Agama,
dalam kehidupan manusia didunia tak akan pernah lepas dari peranan agama yang
mengaturnya. Karena dalam penciptaan dunia dan alam semesta ini, tak dapat
dipungkiri adanya sang pencipta yang dinamakan tuhan, dan tuhan dalam manusia
terkonsep dalam susunan tertinggi pemilik agama. Yang disitu agama memiliki
peran penting dalam mengatur kehidupan manusia sesuai dengan standar ajaran
yang ditata didalamnya.
Dan ketika kita berbicara mengenai
agama, didunia ini kita akan memenukan berbagai ragam agama didalamnya.
Terdapat banyak paham agama yang tersebar di dunia yang mereka memiliki
keyakinan mengenai tuhan, ajaran-ajaran atau risalah, ritual-ritual, atau
seantah berantah mengenai agama didalamnya, yang terkonsep berbeda-beda. Meskipun
kesemua agama itu memiliki perbedaan, akan tetapi inti dari kesemua ajaran yang
diajarkan adalah tentang kebaikan. Nah yang menjadi permasalahan klasik didunia
ini adalah perbedaan. Karena dapat kita ketahui, tak semua manusia atau
golongan itu dapat berbaur rapih dengan adanya perbedaan. adakalanya dan bahkan
realitanya perbedaan itu yang menjadikan manusia tak dapat bersatu dan bahkan
saling mencerai beraikan, dan yang paling fatalnya adalah sikap saling menikam dari
satu pihak dengan yang lainnya, yang berusaha menjadi pihak yang paling puncak
dan unggul dalam sebuah kebenaran yang dibawa dalam risalah agamanya.

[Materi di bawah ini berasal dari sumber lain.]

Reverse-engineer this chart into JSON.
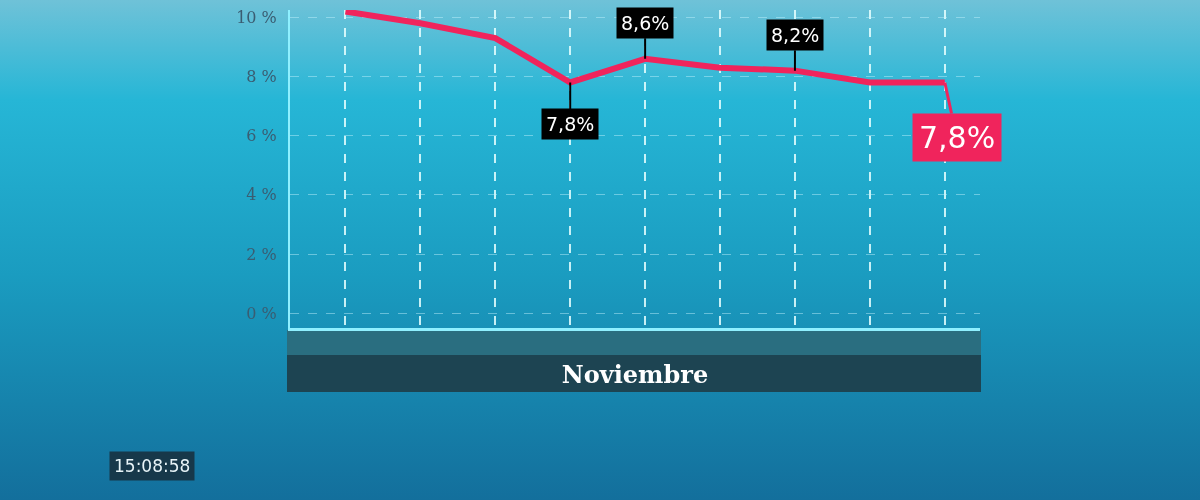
{
  "chart_data": {
    "type": "line",
    "xlabel": "Noviembre",
    "categories": [
      null,
      null,
      null,
      null,
      null,
      null,
      null,
      null,
      null
    ],
    "series": [
      {
        "color": "#f0245c",
        "values": [
          10.2,
          9.8,
          9.3,
          7.8,
          8.6,
          8.3,
          8.2,
          7.8,
          7.8
        ],
        "value_labels": [
          null,
          null,
          null,
          "7,8%",
          "8,6%",
          null,
          "8,2%",
          null,
          "7,8%"
        ]
      }
    ],
    "ylim": [
      -0.5,
      10.25
    ],
    "yticks": [
      {
        "value": 0,
        "label": "0 %"
      },
      {
        "value": 2,
        "label": "2 %"
      },
      {
        "value": 4,
        "label": "4 %"
      },
      {
        "value": 6,
        "label": "6 %"
      },
      {
        "value": 8,
        "label": "8 %"
      },
      {
        "value": 10,
        "label": "10 %"
      }
    ],
    "grid": true,
    "annotations": [
      "15:08:58"
    ]
  }
}
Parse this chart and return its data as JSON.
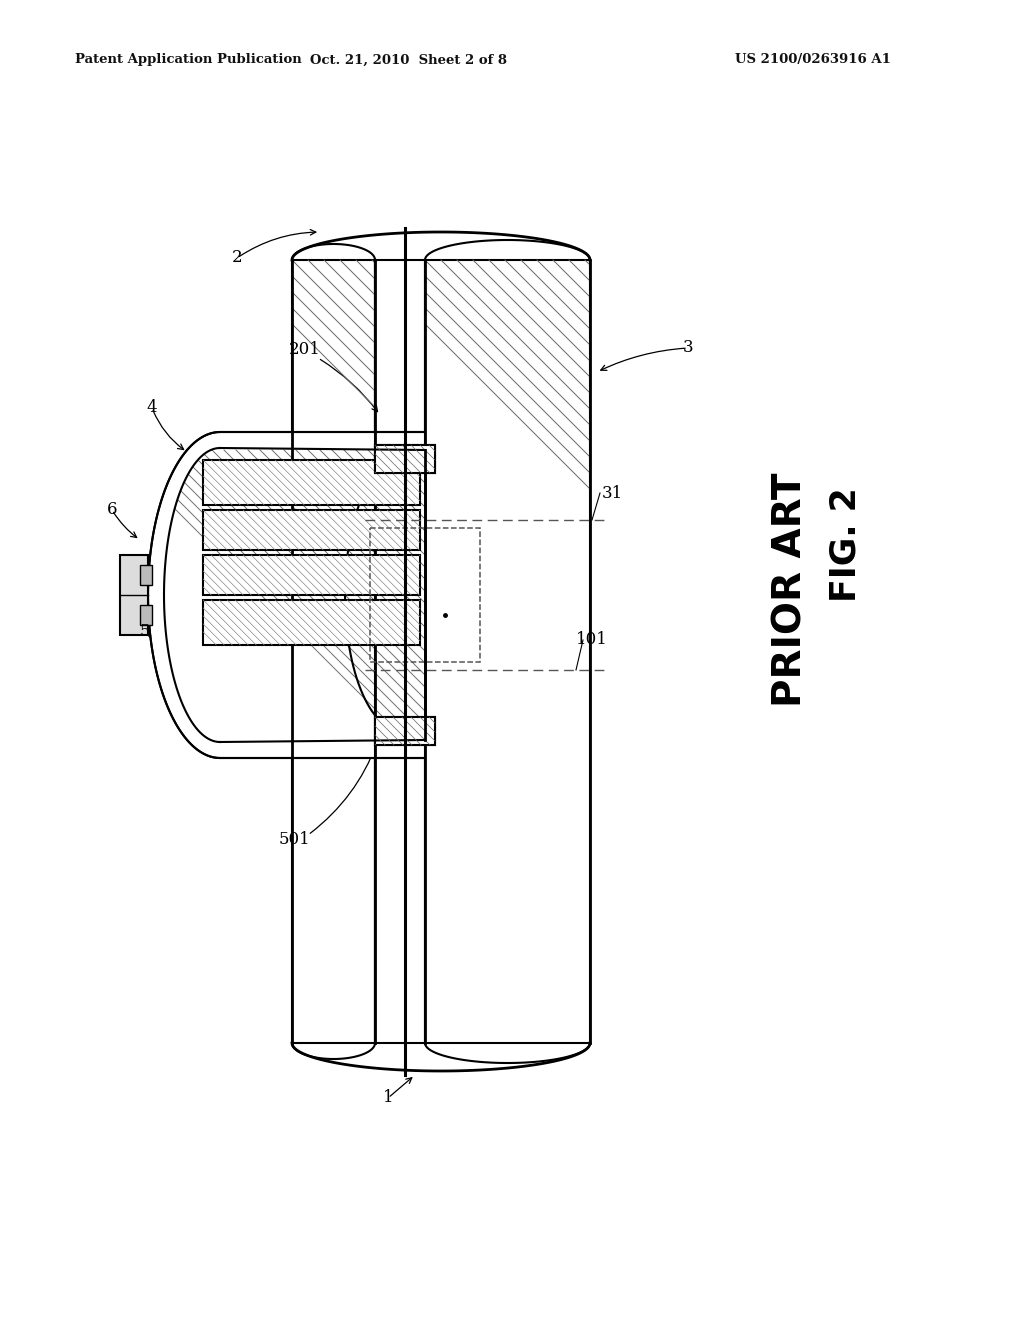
{
  "bg_color": "#ffffff",
  "header_text1": "Patent Application Publication",
  "header_text2": "Oct. 21, 2010  Sheet 2 of 8",
  "header_text3": "US 2100/0263916 A1",
  "fig_label": "FIG. 2",
  "fig_sublabel": "PRIOR ART",
  "line_color": "#000000",
  "hatch_color": "#666666",
  "label_fontsize": 12,
  "header_fontsize": 9.5,
  "fig_fontsize": 28
}
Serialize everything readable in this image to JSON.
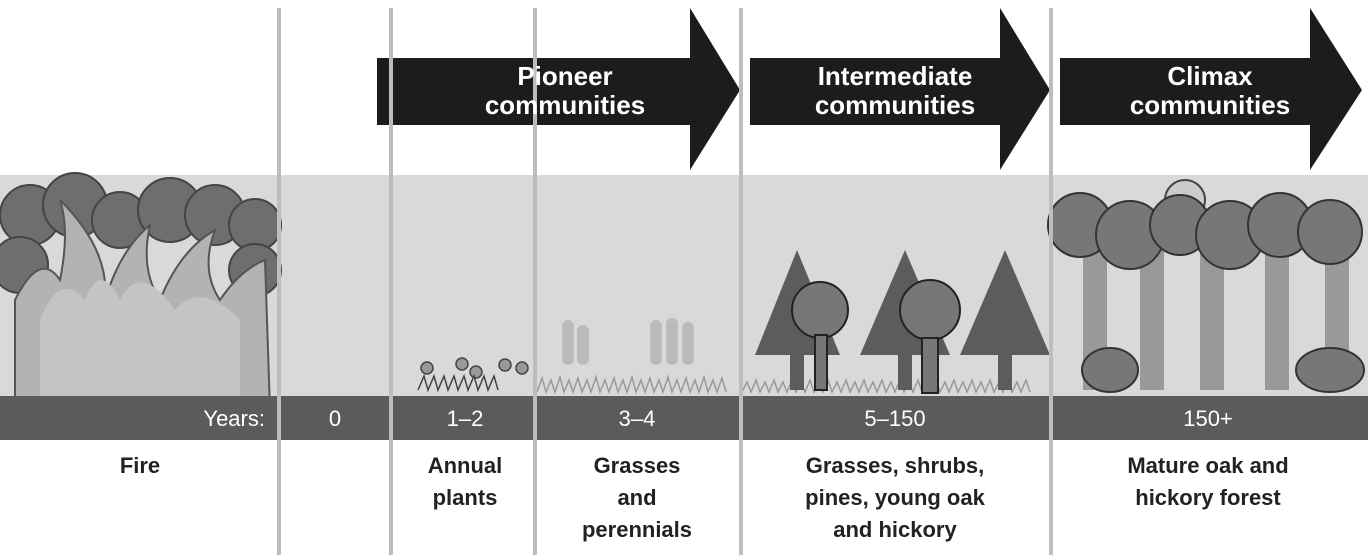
{
  "arrows": [
    {
      "lines": [
        "Pioneer",
        "communities"
      ]
    },
    {
      "lines": [
        "Intermediate",
        "communities"
      ]
    },
    {
      "lines": [
        "Climax",
        "communities"
      ]
    }
  ],
  "years_label": "Years:",
  "stages": [
    {
      "caption": [
        "Fire"
      ]
    },
    {
      "years": "0"
    },
    {
      "years": "1–2",
      "caption": [
        "Annual",
        "plants"
      ]
    },
    {
      "years": "3–4",
      "caption": [
        "Grasses",
        "and",
        "perennials"
      ]
    },
    {
      "years": "5–150",
      "caption": [
        "Grasses, shrubs,",
        "pines, young oak",
        "and hickory"
      ]
    },
    {
      "years": "150+",
      "caption": [
        "Mature oak and",
        "hickory forest"
      ]
    }
  ]
}
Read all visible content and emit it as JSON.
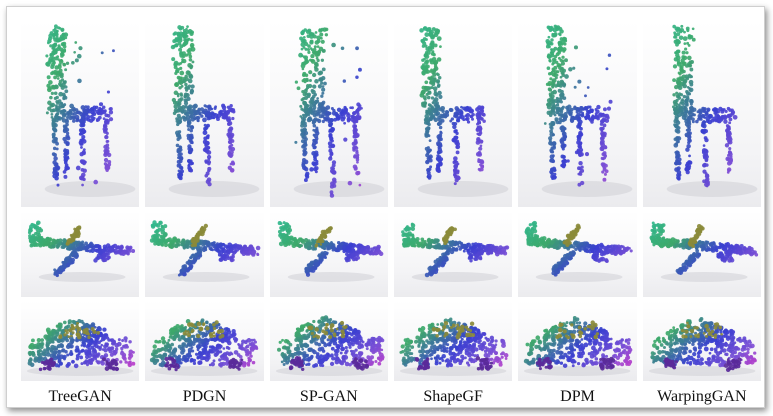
{
  "methods": [
    "TreeGAN",
    "PDGN",
    "SP-GAN",
    "ShapeGF",
    "DPM",
    "WarpingGAN"
  ],
  "rows": [
    "chair",
    "airplane",
    "car"
  ],
  "colors": {
    "teal": "#2bbfa0",
    "green": "#3ea86a",
    "blue": "#3a3fd0",
    "purple": "#7a4fd6",
    "magenta": "#c43cc8",
    "pink": "#e06aa8",
    "red": "#c8323c",
    "olive": "#8a8a3a"
  }
}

Indonesia adalah salah satu negara
yang didalamnya terdapat benyak keberagaman agama yang statusnya diakui sebagai
agama resmi. tercatat 6 (Islam, Kristen, Katholik, Hindu, Budha, dan Konghucu) agama
yang di legalkan. Indonesia di pandangan sebagai negara yang sukses
menyandingkan umat-umat beragama yang hidup dalam selingkungan dan menjadikan
sebentuk kerukunan umat beragama. Opini itu dapat terlihat dari adanya beberapa
tempat peribadatan yang berdiri kokoh berdampingan, adanya ritual doa bersama
antar umat beragama, dan lain sebagainya.
Kunci utama sebuah kerukunan umat
beragama adalah sebuah kesadaran dan kedewasaaan pemikiran mengenai sebuah
perbedaan. Manusia yang memiliki kesadaran pluralis dapat memahami setiap apa
yang dia lihat. ia tidak mudah menjudge sesuatu yang tampak. Pada dasarnya
dalam ajaran agama setiap agama memiliki materi risalah yang secara pemahaman
umum mengajak kepada kebaikan yang dalam artian mencakup banyak hal. salah
satunya mengenai bahwa manusia dilahirkan dengan suatu perbedaan, yang mana
kita harus bisa menerima dengan pemahaman yang baik. Hanya saja terkadang yang
menjadi pemicu adanya rasa sentimentil antar agama adalah sikap egoisme emosi,
dangkalnya pengetahuan di dalam agamanya, ataupun faktor lain.
Oleh karena itu diharapkan
masing-masing individu dapat hidup berangkulan antar umat beragama dalam suatu
lingkungan. dan pemikiran tersebut tak terlepas dari pengetahuan dan latar
belakang yang menjadi mindset individu ataupun kelompok.